Five Finger Death Punch – I Apologize (album Got Your Six ; clip réalisé par Nathan Cox)
Prêts à choper la chair de poule ? Pour son nouveau clip, 5FDP vise son public taphophile (amateur de cimetière) et nous emmène dans le jardin du bien et du mal où les héros du rock sont tombés. Puissance évocatrice à chaque nom qui apparaît, en plein écran ou subrepticement : Elvis, Bon Scott, les fameux membres du club 27 (Joplin, Hendrix, Cobain…) et on ne vous parle même pas de l’effet produit par cette pierre frappée d’un As de Pique. Mais que fait là le chanteur Ivan Moody ? Incarne-t-il le croque-mort, l’archétype même du fossoyeur qui a la lourde tâche de mettre en terre, de séparer physiquement du monde des vivants toutes ces légendes qui ont fait et font tant rêver ? Ou la Mort elle-même qu’on pointe du doigt pour retirer la lumière de plus en plus de ces étoiles (parfois filantes) ? Ou le vivant qui culpabilise d’être encore là quand les meilleurs d’entre nous s’en vont ? Quoique la fin encore laisse penser autre chose sur ce qu’il enterre et ce pour quoi il demande pardon.

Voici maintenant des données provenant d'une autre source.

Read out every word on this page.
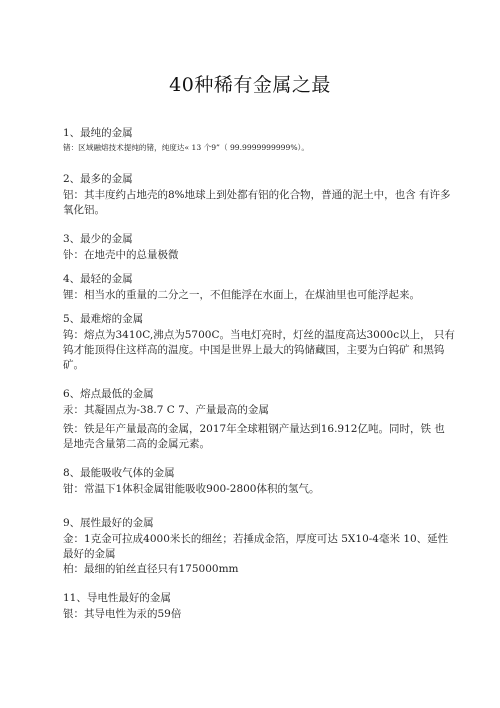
40种稀有金属之最
1、最纯的金属
锗：区域融熔技术提纯的锗，纯度达« 13 个9”（ 99.9999999999%）。
2、最多的金属
铝：其丰度约占地壳的8%地球上到处都有铝的化合物，普通的泥土中，也含 有许多
氧化铝。
3、最少的金属
钋：在地壳中的总量极微
4、最轻的金属
锂：相当水的重量的二分之一，不但能浮在水面上，在煤油里也可能浮起来。
5、最难熔的金属
钨：熔点为3410C,沸点为5700C。当电灯亮时，灯丝的温度高达3000c以上， 只有
钨才能顶得住这样高的温度。中国是世界上最大的钨储藏国，主要为白钨矿 和黑钨
矿。
6、熔点最低的金属
汞：其凝固点为-38.7 C 7、产量最高的金属
铁：铁是年产量最高的金属，2017年全球粗钢产量达到16.912亿吨。同时，铁 也
是地壳含量第二高的金属元素。
8、最能吸收气体的金属
钳：常温下1体积金属钳能吸收900-2800体积的氢气。
9、展性最好的金属
金：1克金可拉成4000米长的细丝；若捶成金箔，厚度可达 5X10-4毫米 10、延性
最好的金属
柏：最细的铂丝直径只有175000mm
11、导电性最好的金属
银：其导电性为汞的59倍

Gojira – Low Lands (album Magma ; clip réalisé par Alain Duplantier)
Incroyable ! Un clip de Gojira dans notre sélection du mois ! Ce n’est que la troisième fois en quatre mois et vous allez finir par croire qu’on entasse les paniers garnis de produits basques… Mais voilà, il faut bien admettre que dans la famille Duplantier, on sait envelopper avec classe ses nouvelles offrandes musicales. Et quand on parle de famille, c’est encore plus vrai cette fois-ci puisque le cousin Alain Duplantier est à la réalisation et la soeur de Joe et Mario, Gabrielle, est assistante réalisatrice de ce nouveau clip. Clip qui nous montre en outre la maison familiale, appelée Gayeres, là où Gojira est né, a écrit ses premiers morceaux, enregistré ses premiers albums, un berceau en somme, l’écrin où a jailli l’étincelle de la création. Mais voilà, nul n’est sans savoir aujourd’hui dans quel contexte ce nouvel album a été écrit (pour rappel, la mère de Joe et Mario est décédée durant cette période) et la nuit s’est depuis installée dans cette demeure et avec elle le sentiment d’une présence disparue. Un siège vacant, un vêtement vide, une silhouette qui passe sans plus parvenir à accrocher sa forme au monde, un être qui s’en va, déjà loin, et à la fin les cendres.
Levin Minnemann Rudess – Back To The Machine (album From The Law Offices of Levin Minnemann Rudess ; clip réalisé par Edward Aish)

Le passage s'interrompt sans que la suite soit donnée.